Thalma de Freitas é cantora, compositora, atriz, mãe, médium, preta. Vivendo nos Estados Unidos, a carioca enfrenta suas sombras e brilha sendo a única brasileira indicada ao Grammy 2020
"Em 2012, eu realmente estava saturada de ser a Thalma de Freitas", diz a carioca, sobre o ano em que trocou o Brasil pelos Estados Unidos, engravidou e teve um surto psicótico que a deixou internada em um hospital psiquiátrico por três dias. O período foi de luta. Ela precisou reconstruir as narrativas que existiam sobre si própria, fazer as pazes com sua mediunidade, se aceitar na dura função de mãe e encontrar sua voz enquanto compositora. Não foi fácil, mas ela sobreviveu e saiu mais forte. Mais alforriada do que nunca e cheia de coragem para falar com sinceridade sobre suas luzes e sombras.

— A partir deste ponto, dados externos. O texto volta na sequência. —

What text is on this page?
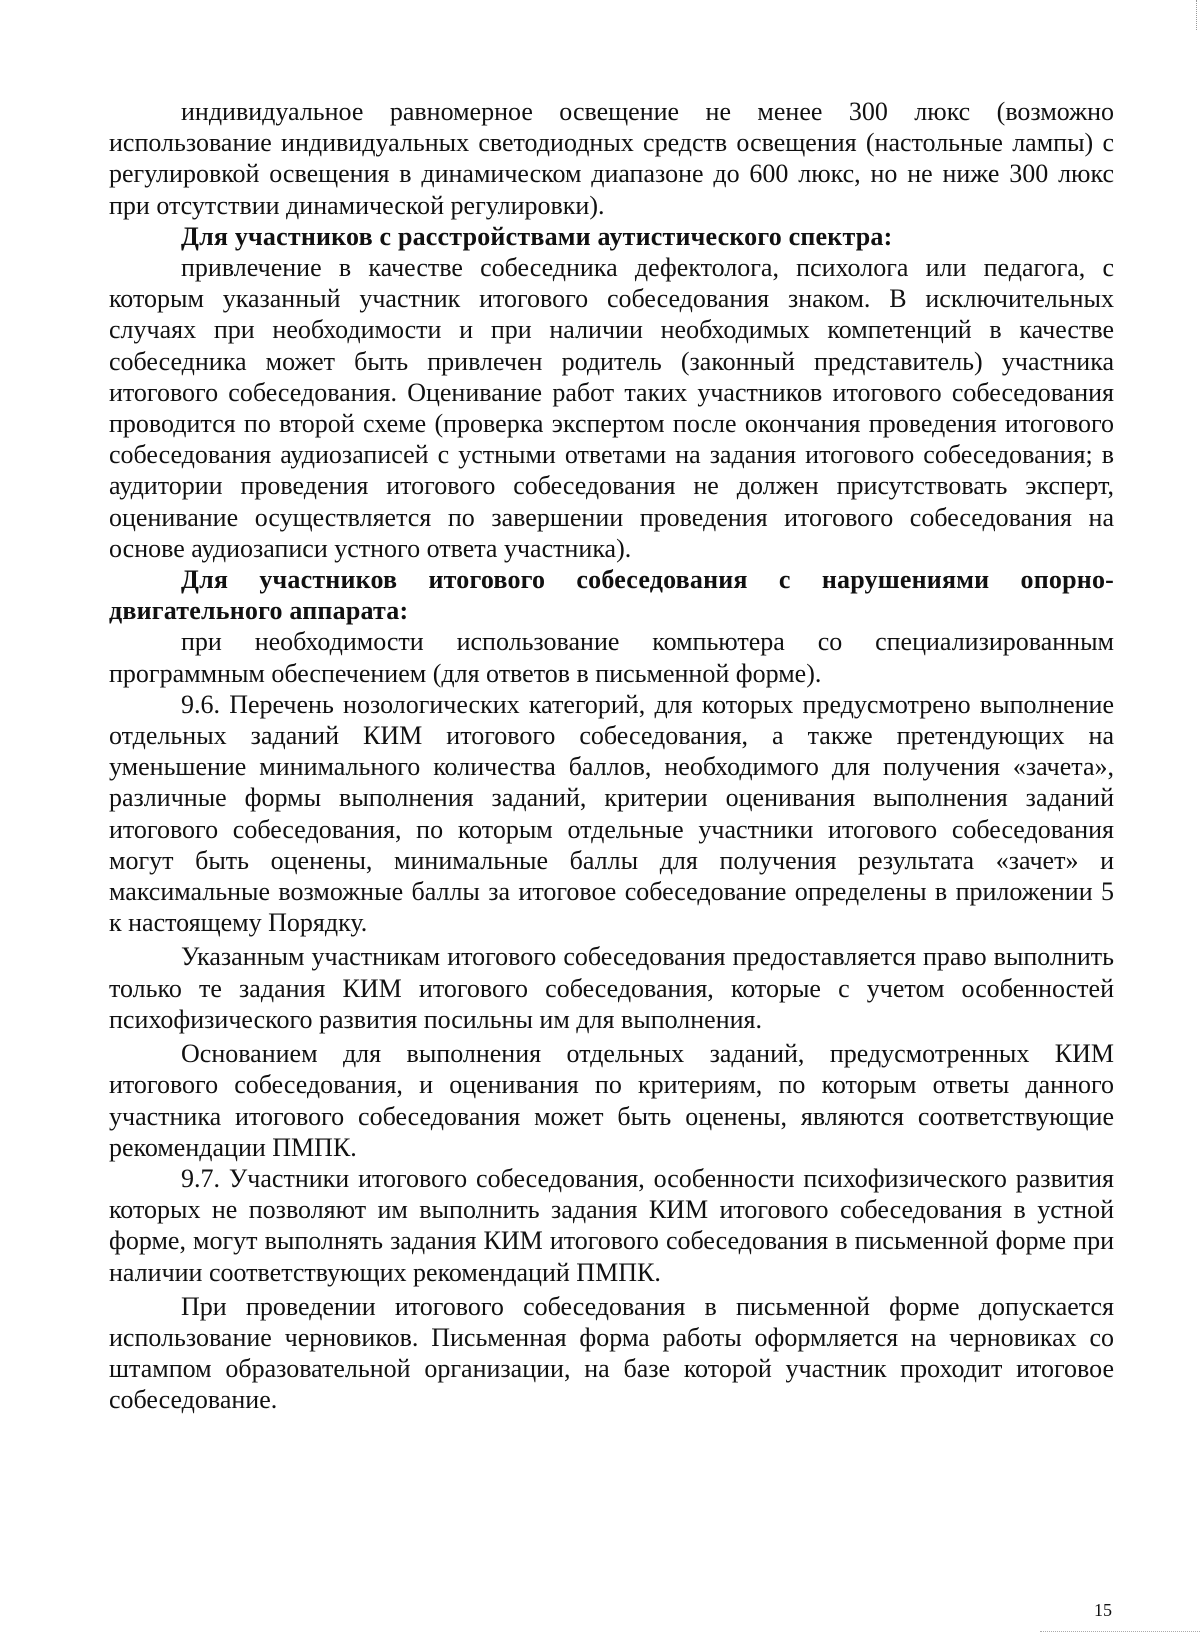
индивидуальное равномерное освещение не менее 300 люкс (возможно использование индивидуальных светодиодных средств освещения (настольные лампы) с регулировкой освещения в динамическом диапазоне до 600 люкс, но не ниже 300 люкс при отсутствии динамической регулировки).

Для участников с расстройствами аутистического спектра:

привлечение в качестве собеседника дефектолога, психолога или педагога, с которым указанный участник итогового собеседования знаком. В исключительных случаях при необходимости и при наличии необходимых компетенций в качестве собеседника может быть привлечен родитель (законный представитель) участника итогового собеседования. Оценивание работ таких участников итогового собеседования проводится по второй схеме (проверка экспертом после окончания проведения итогового собеседования аудиозаписей с устными ответами на задания итогового собеседования; в аудитории проведения итогового собеседования не должен присутствовать эксперт, оценивание осуществляется по завершении проведения итогового собеседования на основе аудиозаписи устного ответа участника).

Для участников итогового собеседования с нарушениями опорно-двигательного аппарата:

при необходимости использование компьютера со специализированным программным обеспечением (для ответов в письменной форме).

9.6. Перечень нозологических категорий, для которых предусмотрено выполнение отдельных заданий КИМ итогового собеседования, а также претендующих на уменьшение минимального количества баллов, необходимого для получения «зачета», различные формы выполнения заданий, критерии оценивания выполнения заданий итогового собеседования, по которым отдельные участники итогового собеседования могут быть оценены, минимальные баллы для получения результата «зачет» и максимальные возможные баллы за итоговое собеседование определены в приложении 5 к настоящему Порядку.

Указанным участникам итогового собеседования предоставляется право выполнить только те задания КИМ итогового собеседования, которые с учетом особенностей психофизического развития посильны им для выполнения.

Основанием для выполнения отдельных заданий, предусмотренных КИМ итогового собеседования, и оценивания по критериям, по которым ответы данного участника итогового собеседования может быть оценены, являются соответствующие рекомендации ПМПК.

9.7. Участники итогового собеседования, особенности психофизического развития которых не позволяют им выполнить задания КИМ итогового собеседования в устной форме, могут выполнять задания КИМ итогового собеседования в письменной форме при наличии соответствующих рекомендаций ПМПК.

При проведении итогового собеседования в письменной форме допускается использование черновиков. Письменная форма работы оформляется на черновиках со штампом образовательной организации, на базе которой участник проходит итоговое собеседование.

15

Este ano, ela celebra a indicação do disco Sorte!, parceria com John Finbury, ao Grammy 2020 – Thalma é a única representante do Brasil entre os indicados. Até janeiro, ela estará em cartaz em São Paulo no espetáculo Pretoperitamar, o caminho que vai dar aqui, que celebra os 70 anos do cantor e compositor paulista Itamar Assumpção.
Para o ano que vem, ela pretende lançar dois novos trabalhos: um em parceria com Mateus Aleluia e outro com seu pai, Laércio de Freitas. Em primeira mão na Tpm, Thalma mostra uma composição exclusiva, parceria com o baiano Tiganá Santana, Iris e Arco.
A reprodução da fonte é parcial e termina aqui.